Everything seems to work, server A and B communicate via server, and both access to the same database (in my case it is using MySQL database) ... but then a bug emerges ...
The server A creates some data and save it to the database, using Django ORM, and send a request to the server B telling B to process the data server A just saves to database. Server B gets the request and needed information to process the data the server A saved to the database. The problem is server B cannot find the data server A just saved. What is going on???
My first suspect is that when server A saves the data, it might take a little time to MySQL to save it, so before data is actually stored to db, server B gets the request and cannot find it. But this is not true, when the error also come after 30 seconds ... It cannot be that saving data to database takes more than 30 seconds.

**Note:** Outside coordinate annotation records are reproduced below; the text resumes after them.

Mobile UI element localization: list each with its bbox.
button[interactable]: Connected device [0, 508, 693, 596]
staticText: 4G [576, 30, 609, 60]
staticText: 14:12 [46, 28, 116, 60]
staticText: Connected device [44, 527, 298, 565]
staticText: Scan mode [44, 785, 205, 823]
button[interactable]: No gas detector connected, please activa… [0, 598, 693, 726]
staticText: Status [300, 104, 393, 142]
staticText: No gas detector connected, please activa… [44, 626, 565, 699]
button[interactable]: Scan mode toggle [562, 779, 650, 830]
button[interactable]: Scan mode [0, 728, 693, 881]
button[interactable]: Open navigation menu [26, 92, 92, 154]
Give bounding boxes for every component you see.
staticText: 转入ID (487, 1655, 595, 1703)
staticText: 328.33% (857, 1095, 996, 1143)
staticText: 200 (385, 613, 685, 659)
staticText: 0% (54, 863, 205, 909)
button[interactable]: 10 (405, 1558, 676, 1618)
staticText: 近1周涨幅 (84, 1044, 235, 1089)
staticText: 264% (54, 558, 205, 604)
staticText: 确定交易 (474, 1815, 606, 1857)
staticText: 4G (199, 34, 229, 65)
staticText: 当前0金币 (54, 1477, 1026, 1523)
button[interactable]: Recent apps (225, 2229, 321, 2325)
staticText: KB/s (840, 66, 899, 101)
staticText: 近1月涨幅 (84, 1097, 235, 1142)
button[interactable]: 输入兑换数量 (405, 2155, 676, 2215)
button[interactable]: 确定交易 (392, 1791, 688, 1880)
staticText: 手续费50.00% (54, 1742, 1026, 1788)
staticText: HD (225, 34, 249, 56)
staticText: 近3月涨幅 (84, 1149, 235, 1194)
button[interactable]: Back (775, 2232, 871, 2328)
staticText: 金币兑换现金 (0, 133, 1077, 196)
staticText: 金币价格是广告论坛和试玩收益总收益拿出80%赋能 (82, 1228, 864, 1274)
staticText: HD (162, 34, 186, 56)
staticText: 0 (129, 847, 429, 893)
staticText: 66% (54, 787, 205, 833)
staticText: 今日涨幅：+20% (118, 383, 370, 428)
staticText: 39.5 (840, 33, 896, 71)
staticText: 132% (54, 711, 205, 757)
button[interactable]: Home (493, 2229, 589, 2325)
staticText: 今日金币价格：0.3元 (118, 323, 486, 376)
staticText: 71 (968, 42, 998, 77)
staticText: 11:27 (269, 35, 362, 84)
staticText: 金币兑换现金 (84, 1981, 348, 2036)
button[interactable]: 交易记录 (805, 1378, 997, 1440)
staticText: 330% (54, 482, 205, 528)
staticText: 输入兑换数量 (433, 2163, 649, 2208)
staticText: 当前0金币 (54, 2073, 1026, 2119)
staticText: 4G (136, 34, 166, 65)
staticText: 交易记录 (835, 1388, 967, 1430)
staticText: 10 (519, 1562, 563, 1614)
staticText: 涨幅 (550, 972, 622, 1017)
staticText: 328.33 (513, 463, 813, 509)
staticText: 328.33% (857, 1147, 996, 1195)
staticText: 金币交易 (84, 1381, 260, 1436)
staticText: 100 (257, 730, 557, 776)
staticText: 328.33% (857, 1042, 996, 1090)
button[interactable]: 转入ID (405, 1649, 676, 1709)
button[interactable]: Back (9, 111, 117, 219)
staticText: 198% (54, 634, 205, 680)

Then I suspect the cache of Django ORM, it is possible that the Django ORM retains its own cache, it retrieves data without really hit the database, and only refresh after a certain time. But then I find out that Django ORM does not really have any caching mechanism at all. But when I tried to use direct access to MySQL, the data can be found. So what is going on?
The problem is due to a thing I never thought of. The cache of MySQL database. The scenario is as followed, to save the time, usually a server retain a certain connection (session) to the database server when requesting multiple queries in its life span. It is not efficient to create and close the connection when making connection for each query. Server A retain a connection (session) to MySQL server, writing or reading data has no problem at all. In the same meaning, the server B also retains the same connection with MySQL server. Even after the server A saves the data, MySQL server still not updates or reflects the new data to the connection made and retained by B. This is due to the cache set up in MySQL database. That's why server B cannot find the database made by A. So we know the reason, how can we solve the problem? Two options
1. Disable the cache in MySQL, usually this is not the good option since the cache will improve significantly the performance of MySQL and usually we don't have root access to MySQL db at all
2. Easier one and feasible one, restart the connection to database before processing new request sent from server A. It is a bit less efficient, but it's working properly. The problem is how to reset the connection to db in Django ORM. Django ORM in fact dos not support any method to reset the db connection. Finally I found the trick to do that.
from django.db import connection
This is not actually reseting the connection to db, but in fact close it. However, when you make a new query by Django ORM, the connection will be created again when it is seeing that the connection is closed before, it turns out a way to reset the db connection.
Even though this happens in the case the server is using Django framework in Python. But the problem might happen to other platforms as well. There are many chances you see the system with different servers access or share the same resource. Pay attention and make sure that the resource reflect the change effectively and the server can always obtain the latest state, without cache or delay in storing data. Otherwise, it can happens in a way that the server B lost the data or mis-used the data saved by other servers.